Use the formula for heat exchanged by the substance. This formula gives the relation between the amount of heat exchanged, mass of the substance, specific heat of the substance and change in temperature of the substance. First determine the mass of the water flowing per minute from the volume flow rate and then use the formula for the amount of heat exchanged.

Formulae used:
The heat exchanged $\Delta Q$ by the material is given by
$\Delta Q = mc\Delta T$ …… (1)
Here, $m$ is the mass of the material, $c$ is the specific heat of the material and $\Delta T$ is the change in temperature of the material.
The density $\rho$ of an object is given by
$\rho = \dfrac{m}{V}$ …… (2)
Here, $m$ is the mass of the object and $V$ is the volume of the object.

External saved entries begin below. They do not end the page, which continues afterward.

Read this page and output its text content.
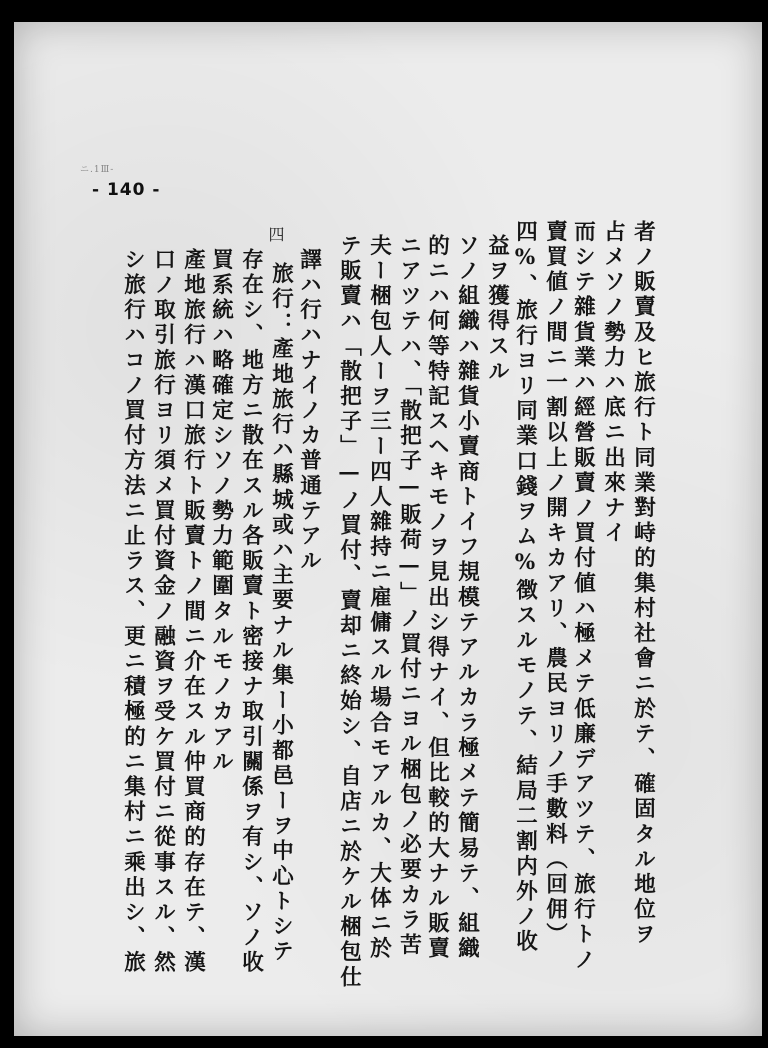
ニ.1Ⅲ-
- 140 -
四	者ノ販賣及ヒ旅行ト同業對峙的集村社會ニ於テ、確固タル地位ヲ
占メソノ勢力ハ底ニ出來ナイ
而シテ雜貨業ハ經營販賣ノ買付値ハ極メテ低廉デアツテ、旅行トノ
賣買値ノ間ニ一割以上ノ開キカアリ、農民ヨリノ手數料（回佣）
四%、旅行ヨリ同業口錢ヲム%徴スルモノテ、結局二割内外ノ收
益ヲ獲得スル
ソノ組織ハ雜貨小賣商トイフ規模テアルカラ極メテ簡易テ、組織
的ニハ何等特記スヘキモノヲ見出シ得ナイ、但比較的大ナル販賣
ニアツテハ、「散把子—販荷—」ノ買付ニヨル梱包ノ必要カラ苦
夫ー梱包人ーヲ三ー四人雜持ニ雇傭スル場合モアルカ、大体ニ於
テ販賣ハ「散把子」—ノ買付、賣却ニ終始シ、自店ニ於ケル梱包仕
譯ハ行ハナイノカ普通テアル
旅行：產地旅行ハ縣城或ハ主要ナル集ー小都邑ーヲ中心トシテ
存在シ、地方ニ散在スル各販賣ト密接ナ取引關係ヲ有シ、ソノ收
買系統ハ略確定シソノ勢力範圍タルモノカアル
產地旅行ハ漢口旅行ト販賣トノ間ニ介在スル仲買商的存在テ、漢
口ノ取引旅行ヨリ須メ買付資金ノ融資ヲ受ケ買付ニ從事スル、然
シ旅行ハコノ買付方法ニ止ラス、更ニ積極的ニ集村ニ乘出シ、旅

Complete step by step answer:
We have given that the volume flow rate of the water from the geyser is 4 litre per minute.
$V = 4\,{\text{lit/min}}$
The temperature of the water changes from $30^\circ {\text{C}}$ to $85^\circ {\text{C}}$.
${T_i} = 30^\circ {\text{C}}$
$\Rightarrow {T_f} = 85^\circ {\text{C}}$
Let us first calculate the mass of water from the geyser flowing per minute.
We know that the density of the water is $1000\,{\text{kg/}}{{\text{m}}^3}$.
$\rho = 1000\,{\text{kg/}}{{\text{m}}^3}$
Let us convert the unit of the volume flow rate from litre per minute to meter cube per minute.
$V = \left( {4\,\dfrac{{{\text{lit}}}}{{{\text{min}}}}} \right)\left( {\dfrac{{{{10}^{ - 3}}\,{{\text{m}}^{ - 3}}}}{{1\,{\text{lit}}}}} \right)$
$\Rightarrow V = 4 \times {10^{ - 3}}\,{{\text{m}}^{\text{3}}}{\text{/min}}$
Hence, the volume flow rate of the water is $4 \times {10^{ - 3}}\,{{\text{m}}^{\text{3}}}{\text{/min}}$.
Rearrange equation (2) for mass $m$.
$m = \rho V$
Substitute $1000\,{\text{kg/}}{{\text{m}}^3}$ for $\rho$ and $4 \times {10^{ - 3}}\,{{\text{m}}^{\text{3}}}{\text{/min}}$ for $V$ in the above equation.
$m = \left( {1000\,{\text{kg/}}{{\text{m}}^3}} \right)\left( {4 \times {{10}^{ - 3}}\,{{\text{m}}^{\text{3}}}{\text{/min}}} \right)$
$\Rightarrow m = 4\,{\text{kg/min}}$
Hence, the mass of the flowing water from the geyser is $4\,{\text{kg/min}}$.

The change in temperature of the flowing water is
$\Delta T = {T_f} - {T_i}$
Substitute $85^\circ {\text{C}}$ for ${T_f}$ and $30^\circ {\text{C}}$ for ${T_i}$ in the above equation.
$\Delta T = 85^\circ {\text{C}} - 30^\circ {\text{C}}$
$\Rightarrow \Delta T = 55^\circ {\text{C}}$
Hence, the change in temperature of the water is $55^\circ {\text{C}}$.
The specific heat of the water is $4200\,{\text{J/kg/}}^\circ {\text{C}}$.
$c = 4200\,{\text{J/kg/}}^\circ {\text{C}}$
Let now calculate the amount of heat used per minute using equation (1).
Substitute $4\,{\text{kg/min}}$ for $m$, $4200\,{\text{J/kg/}}^\circ {\text{C}}$ for $c$ and $55^\circ {\text{C}}$ for $\Delta T$ in equation (1).
$\Delta Q = \left( {4\,{\text{kg/min}}} \right)\left( {4200\,{\text{J/kg/}}^\circ {\text{C}}} \right)\left( {55^\circ {\text{C}}} \right)$
$\Rightarrow \Delta Q = 924000\,{\text{J/min}}$
$\therefore \Delta Q = 9.24 \times {10^5}\,{\text{J/min}}$
Therefore, the amount of heat used per minute is $9.24 \times {10^5}\,{\text{J}}$.

Hence, the correct option is A.

Note: The students should keep in mind that we have asked to determine the amount of heat used per minute. We obtain the amount of heat used for the heating of water with the unit joule per minute. But since we are asked to calculate the amount of heat used per minute, the final unit of the heat used will be only joule and not joule per minute.